Plusieurs chercheurs se sont penchés sur la première partie de son existence, de sa fondation en 1917 aux années 1960. Mais l’ouvrage de Lucia Ferretti est le premier à couvrir de façon exhaustive son parcours depuis la fin des années 1960 jusqu’à 2017.

Bien connue pour ses travaux sur l’histoire de l’Église au Québec, Ferretti, qui enseigne à l’Université du Québec à Trois-Rivières, s’est aventurée ici dans une avenue différente, celle d’un ouvrage de commande qui repose sur une recherche sérieuse et approfondie. Elle avise d’ailleurs dès le départ les lecteurs de ses liens tant avec la Ligue d’Action nationale qu’avec la revue. On lui saura gré de sa transparence, mais si la sympathie est apparente, on cherchera en vain ici un livre-hommage complaisant. Dans une langue vive et agréable, elle nous convie, à travers l’histoire de la revue et de ses combats, à une relecture de l’histoire du Québec vue par le prisme de la question nationale et de ses principaux protagonistes : individus, réseaux et mouvements, partis politiques. C’est un climat et un milieu en évolution et en ébullition qui reprennent vie sous nos yeux.

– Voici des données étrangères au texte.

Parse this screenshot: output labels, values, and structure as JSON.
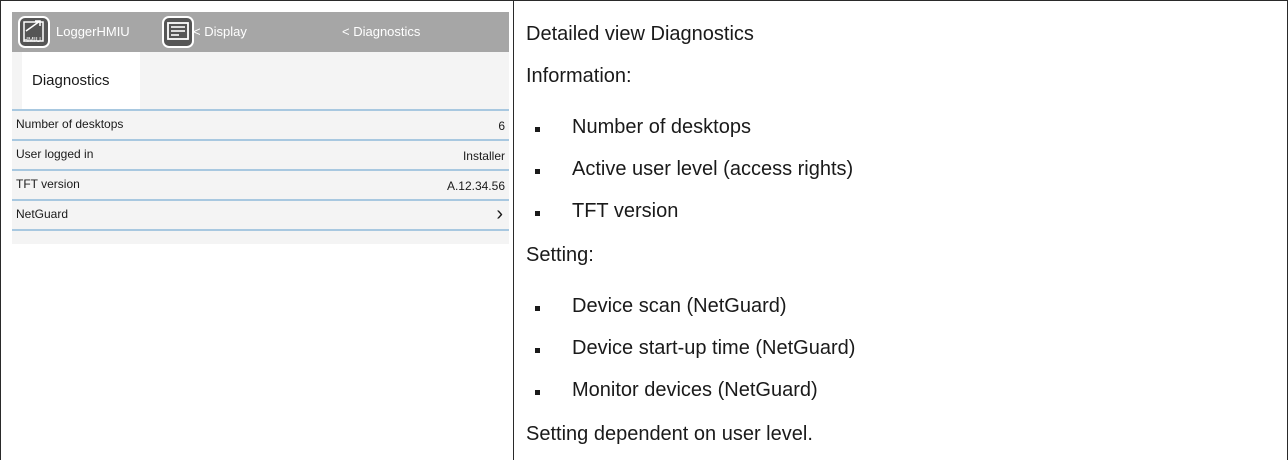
{
  "screen": {
    "title_bar": {
      "hmiu_icon_text": "HMIU",
      "app_name": "LoggerHMIU",
      "display_crumb": "< Display",
      "diagnostics_crumb": "< Diagnostics"
    },
    "tab": {
      "label": "Diagnostics"
    },
    "rows": [
      {
        "label": "Number of desktops",
        "value": "6"
      },
      {
        "label": "User logged in",
        "value": "Installer"
      },
      {
        "label": "TFT version",
        "value": "A.12.34.56"
      },
      {
        "label": "NetGuard",
        "value": "›"
      }
    ]
  },
  "description": {
    "heading": "Detailed view Diagnostics",
    "information_label": "Information:",
    "information_items": [
      "Number of desktops",
      "Active user level (access rights)",
      "TFT version"
    ],
    "setting_label": "Setting:",
    "setting_items": [
      "Device scan (NetGuard)",
      "Device start-up time (NetGuard)",
      "Monitor devices (NetGuard)"
    ],
    "footer": "Setting dependent on user level."
  }
}
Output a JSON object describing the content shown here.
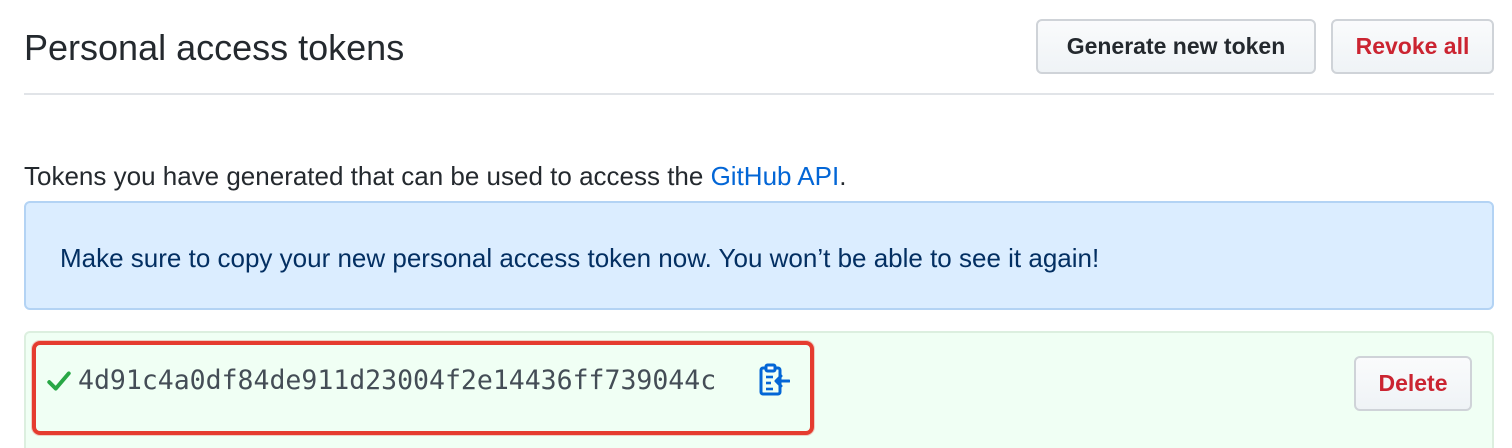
{
  "header": {
    "title": "Personal access tokens",
    "generate_label": "Generate new token",
    "revoke_label": "Revoke all"
  },
  "description": {
    "prefix": "Tokens you have generated that can be used to access the ",
    "link_text": "GitHub API",
    "suffix": "."
  },
  "flash": {
    "message": "Make sure to copy your new personal access token now. You won’t be able to see it again!"
  },
  "token": {
    "value": "4d91c4a0df84de911d23004f2e14436ff739044c",
    "delete_label": "Delete",
    "status_icon": "check-icon",
    "copy_icon": "clipboard-icon"
  },
  "colors": {
    "link": "#0366d6",
    "danger": "#cb2431",
    "success": "#28a745",
    "flash_bg": "#dbedff",
    "token_bg": "#f0fff4",
    "highlight": "#e53c2f"
  }
}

Plutôt que de procéder par analyse d’échantillons ciblés, l’autrice a choisi le dépouillement exhaustif de l’ensemble des numéros. De 1967 à 2017, nous rappelle Lucia Ferretti, L’Action nationale rassemble plus de 67 000 pages. On comprend mieux dès lors l’ampleur du travail auquel elle s’est livrée. Certes, l’analyse des éditoriaux, débats, mémoires et enquêtes permet de mesurer l’évolution des discours social, politique et économique de la revue, ancrée dans son temps. Mais la lecture attentive de l’ensemble des numéros d’une couverture à l’autre constitue un choix méthodologique judicieux considérant que, comme bien des revues qui ne se trouvent pas rattachées à des institutions, les archives sont rares. Il s’y trouve bien souvent une mine d’informations permettant de reconstruire les conditions matérielles et intellectuelles d’existence de la revue, de la liste des collaborateurs et partenaires aux informations financières, des abonnés aux activités de la Ligue et de la fondation qui la soutiennent. Des enquêtes complémentaires ciblées ont permis à Ferretti de dégager les réseaux et milieux liés à L’Action nationale et à ses idées.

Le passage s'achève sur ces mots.